Je jure sur mon titre de dominus templi que Leg à bougé.
Kreuz ,crois moi, il était pas comme ca tout à l'heure, demande à Anarchyhope, lui il sera d'accord avec moi...
Non Abysmo, non, je recommence pas, Leg à bougé, il a bougé, on va pas recommencer à chaque fois que Mooossieur le Duc de Bresse fait son mauvais joueur...
Comment ca Leg? c'est le vent qui à fait bouger ta barbe?
ME PREND PAS POUR UN CATHARE JE T'AI DEJA DIT sinon tu va prendre mon Marechal Pied dans ton Ducal troufion..
Bon ok ok ok je recommence, mais cette fois ci, Kreuz regarde bien pour pas qu'il y ai de tricherie..
un deux trois soleil

Bougé Leg, renafout' ce coup-ci tout le monde t'a vu...
De quoi? ta canne qui à bougé?
Mais tu va arrêter de te foutre de ma pogne nom de Di...


Un bruit de tonnerre retentissant indiqua à nos héros que l'expression d'Ujio était en train de facher quelqu'un...

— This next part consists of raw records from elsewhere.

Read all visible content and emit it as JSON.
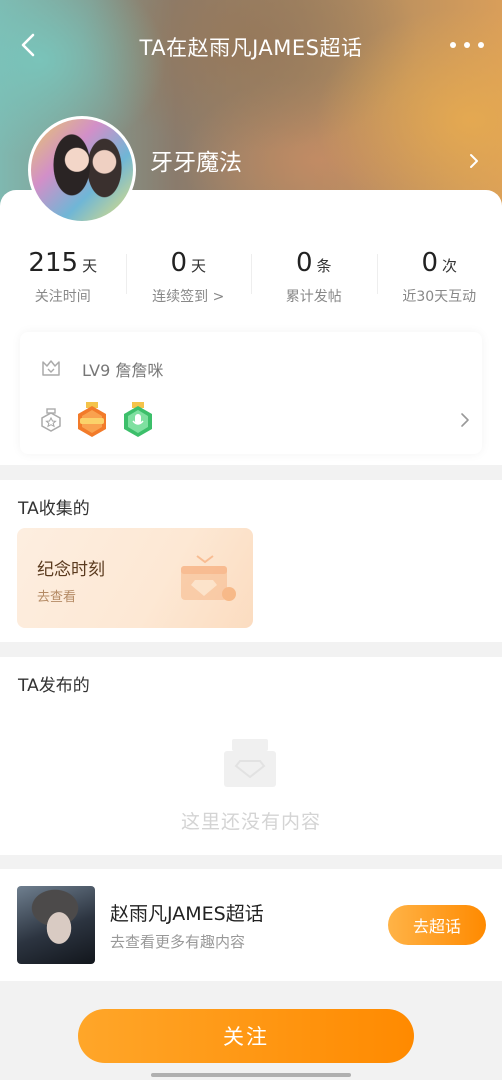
{
  "nav": {
    "title": "TA在赵雨凡JAMES超话"
  },
  "user": {
    "name": "牙牙魔法"
  },
  "stats": [
    {
      "value": "215",
      "unit": "天",
      "label": "关注时间"
    },
    {
      "value": "0",
      "unit": "天",
      "label": "连续签到 >"
    },
    {
      "value": "0",
      "unit": "条",
      "label": "累计发帖"
    },
    {
      "value": "0",
      "unit": "次",
      "label": "近30天互动"
    }
  ],
  "level": {
    "text": "LV9 詹詹咪",
    "badge_icons": [
      "lv-medal-orange-icon",
      "mic-medal-green-icon"
    ]
  },
  "collect": {
    "title": "TA收集的",
    "card_title": "纪念时刻",
    "card_sub": "去查看"
  },
  "posts": {
    "title": "TA发布的",
    "empty_text": "这里还没有内容"
  },
  "topic": {
    "name": "赵雨凡JAMES超话",
    "sub": "去查看更多有趣内容",
    "button": "去超话"
  },
  "follow_button": "关注",
  "colors": {
    "accent": "#ff8a00",
    "accent_light": "#ffb347",
    "page_bg": "#f2f2f2"
  }
}
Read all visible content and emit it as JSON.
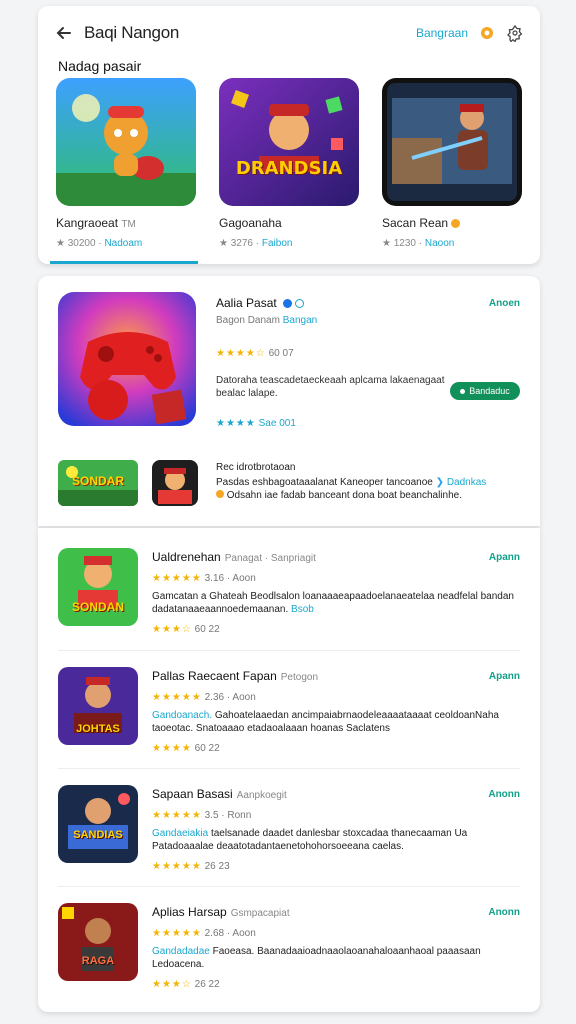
{
  "header": {
    "title": "Baqi Nangon",
    "link_label": "Bangraan",
    "icons": [
      "back-arrow-icon",
      "bell-icon",
      "settings-icon"
    ]
  },
  "featured": {
    "section_title": "Nadag pasair",
    "items": [
      {
        "name": "Kangraoeat",
        "badge": "TM",
        "rating": "★ 30200",
        "link": "Nadoam"
      },
      {
        "name": "Gagoanaha",
        "badge": "",
        "rating": "★ 3276",
        "link": "Faibon"
      },
      {
        "name": "Sacan Rean",
        "badge": "",
        "rating": "★ 1230",
        "link": "Naoon"
      }
    ],
    "thumb_text": "DRANDSIA"
  },
  "detail": {
    "title": "Aalia Pasat",
    "developer": "Bagon Danam",
    "developer_link": "Bangan",
    "rating_text": "60 07",
    "description": "Datoraha teascadetaeckeaah aplcama lakaenagaat bealac lalape.",
    "open_label": "Anoen",
    "install_label": "Bandaduc",
    "sub_text": "Sae 001",
    "recommend_title": "Rec idrotbrotaoan",
    "recommend_text": "Pasdas eshbagoataaalanat Kaneoper tancoanoe",
    "recommend_link": "Dadnkas",
    "recommend_text2": "Odsahn iae fadab banceant dona boat beanchalinhe.",
    "mini_text": "SONDAR"
  },
  "list": [
    {
      "title": "Ualdrenehan",
      "meta": "Panagat · Sanpriagit",
      "open_label": "Apann",
      "rating": "3.16 · Aoon",
      "desc_pre": "Gamcatan a Ghateah",
      "desc": "Beodlsalon loanaaaeapaadoelanaeatelaa neadfelal bandan dadatanaaeaannoedemaanan.",
      "desc_link": "Bsob",
      "foot": "60 22",
      "thumb_text": "SONDAN"
    },
    {
      "title": "Pallas Raecaent Fapan",
      "meta": "Petogon",
      "open_label": "Apann",
      "rating": "2.36 · Aoon",
      "desc_pre": "Gandoanach.",
      "desc": "Gahoatelaaedan ancimpaiabrnaodeleaaaataaaat ceoldoanNaha taoeotac. Snatoaaao etadaoalaaan hoanas Saclatens",
      "desc_link": "",
      "foot": "60 22",
      "thumb_text": "JOHTAS"
    },
    {
      "title": "Sapaan Basasi",
      "meta": "Aanpkoegit",
      "open_label": "Anonn",
      "rating": "3.5 · Ronn",
      "desc_pre": "Gandaeiakia",
      "desc": "taelsanade daadet danlesbar stoxcadaa thanecaaman Ua Patadoaaalae deaatotadantaenetohohorsoeeana caelas.",
      "desc_link": "",
      "foot": "26 23",
      "thumb_text": "SANDIAS"
    },
    {
      "title": "Aplias Harsap",
      "meta": "Gsmpacapiat",
      "open_label": "Anonn",
      "rating": "2.68 · Aoon",
      "desc_pre": "Gandadadae",
      "desc": "Faoeasa. Baanadaaioadnaaolaoanahaloaanhaoal paaasaan Ledoacena.",
      "desc_link": "",
      "foot": "26 22",
      "thumb_text": "RAGA"
    }
  ],
  "colors": {
    "accent": "#1aa7cf",
    "open_green": "#14a08a",
    "install_green": "#12905a",
    "star": "#f4b400"
  }
}
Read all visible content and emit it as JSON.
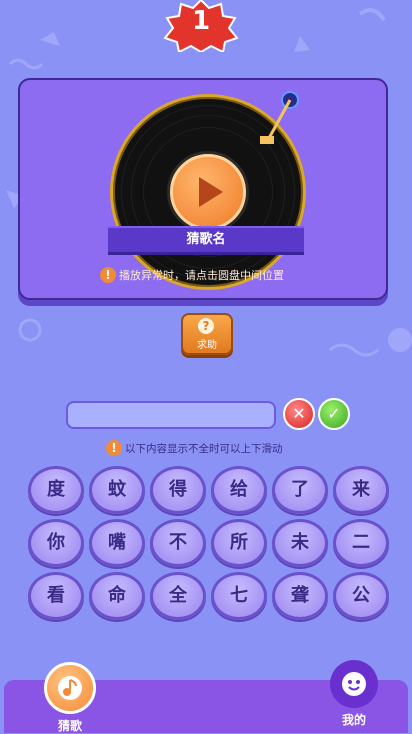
{
  "level": {
    "number": "1"
  },
  "player": {
    "song_title": "猜歌名",
    "hint": "播放异常时，请点击圆盘中间位置"
  },
  "help": {
    "label": "求助",
    "icon": "question-icon"
  },
  "answer": {
    "value": "",
    "clear_icon": "close-icon",
    "confirm_icon": "check-icon"
  },
  "scroll_hint": "以下内容显示不全时可以上下滑动",
  "characters": [
    [
      "度",
      "蚊",
      "得",
      "给",
      "了",
      "来"
    ],
    [
      "你",
      "嘴",
      "不",
      "所",
      "未",
      "二"
    ],
    [
      "看",
      "命",
      "全",
      "七",
      "聋",
      "公"
    ]
  ],
  "nav": {
    "guess_label": "猜歌",
    "mine_label": "我的"
  },
  "colors": {
    "background": "#8a92f6",
    "accent": "#f07a2a",
    "card": "#8d6cf2"
  }
}
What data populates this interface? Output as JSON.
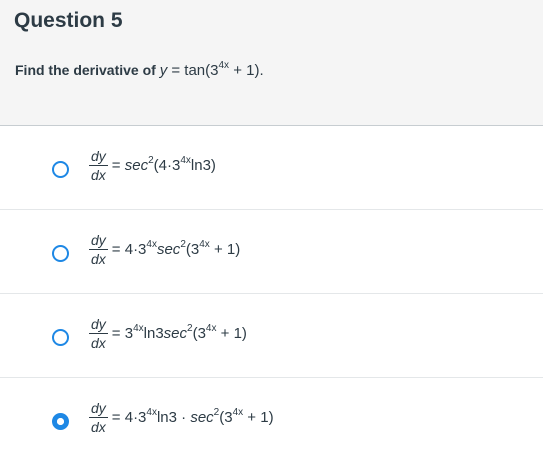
{
  "question": {
    "title": "Question 5",
    "prompt_prefix": "Find the derivative of",
    "prompt_y": "y",
    "prompt_eq": " = tan(3",
    "prompt_exp": "4x",
    "prompt_end": " + 1)."
  },
  "answers": [
    {
      "selected": false,
      "dy": "dy",
      "dx": "dx",
      "parts": [
        {
          "t": "= "
        },
        {
          "t": "sec",
          "i": true
        },
        {
          "t": "2",
          "s": true
        },
        {
          "t": "(4·3"
        },
        {
          "t": "4x",
          "s": true
        },
        {
          "t": "ln3)"
        }
      ]
    },
    {
      "selected": false,
      "dy": "dy",
      "dx": "dx",
      "parts": [
        {
          "t": "= 4·3"
        },
        {
          "t": "4x",
          "s": true
        },
        {
          "t": "sec",
          "i": true
        },
        {
          "t": "2",
          "s": true
        },
        {
          "t": "(3"
        },
        {
          "t": "4x",
          "s": true
        },
        {
          "t": " + 1)"
        }
      ]
    },
    {
      "selected": false,
      "dy": "dy",
      "dx": "dx",
      "parts": [
        {
          "t": "= 3"
        },
        {
          "t": "4x",
          "s": true
        },
        {
          "t": "ln3"
        },
        {
          "t": "sec",
          "i": true
        },
        {
          "t": "2",
          "s": true
        },
        {
          "t": "(3"
        },
        {
          "t": "4x",
          "s": true
        },
        {
          "t": " + 1)"
        }
      ]
    },
    {
      "selected": true,
      "dy": "dy",
      "dx": "dx",
      "parts": [
        {
          "t": "= 4·3"
        },
        {
          "t": "4x",
          "s": true
        },
        {
          "t": "ln3 · "
        },
        {
          "t": "sec",
          "i": true
        },
        {
          "t": "2",
          "s": true
        },
        {
          "t": "(3"
        },
        {
          "t": "4x",
          "s": true
        },
        {
          "t": " + 1)"
        }
      ]
    }
  ],
  "colors": {
    "accent": "#1e88e5",
    "header_bg": "#f5f5f5",
    "text": "#2d3b45"
  }
}
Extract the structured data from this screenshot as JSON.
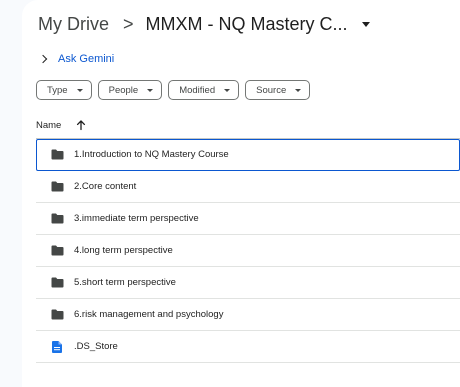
{
  "breadcrumb": {
    "root": "My Drive",
    "separator": ">",
    "current": "MMXM - NQ Mastery C..."
  },
  "gemini": {
    "label": "Ask Gemini"
  },
  "filters": [
    {
      "label": "Type"
    },
    {
      "label": "People"
    },
    {
      "label": "Modified"
    },
    {
      "label": "Source"
    }
  ],
  "columns": {
    "name": "Name",
    "sort": "ascending"
  },
  "files": [
    {
      "name": "1.Introduction to NQ Mastery Course",
      "kind": "folder",
      "icon": "folder-icon"
    },
    {
      "name": "2.Core content",
      "kind": "folder",
      "icon": "folder-icon"
    },
    {
      "name": "3.immediate term perspective",
      "kind": "folder",
      "icon": "folder-icon"
    },
    {
      "name": "4.long term perspective",
      "kind": "folder",
      "icon": "folder-icon"
    },
    {
      "name": "5.short term perspective",
      "kind": "folder",
      "icon": "folder-icon"
    },
    {
      "name": "6.risk management and psychology",
      "kind": "folder",
      "icon": "folder-icon"
    },
    {
      "name": ".DS_Store",
      "kind": "file",
      "icon": "file-icon"
    }
  ],
  "colors": {
    "accent": "#0b57d0",
    "folder": "#444746",
    "file": "#1a73e8"
  }
}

Et voila, et voila les gars, z'êtes content? Z'avez faché le patron, puisque c'est comme ca, je m'en vais,
Moi, Ujio Di Césarini, Maréchal, Haut Justicier Templier, Dominus Templii, j'en passe et des meilleurs, je vous laisse bande de cadavres, et je vous souhaite de bien vous marrer avec vos asticots pendant que je vais prendre de l'air frais, moi, mon armure, mon épée, mes médailles et mes titres. Vous êtes les macchabés les plus mauvais joueurs que je connaisse, surtout toi Leg...
Ton petit fils serait vert de honte si il apprenait que son Grand Père arrête pas de tricher...
Et vas-y que c'est ma barbe qui bouge, et vas y au tarot que j avais pas vu que t avais demandé du coeur, et vas y au rami que je pensais que sans tierce franche il fallait 61 point et pas 71, de toute façon t'es qu'un magouilleur, et de toute façon ma fille, elle va botter les fesse à ton petit fils, namého..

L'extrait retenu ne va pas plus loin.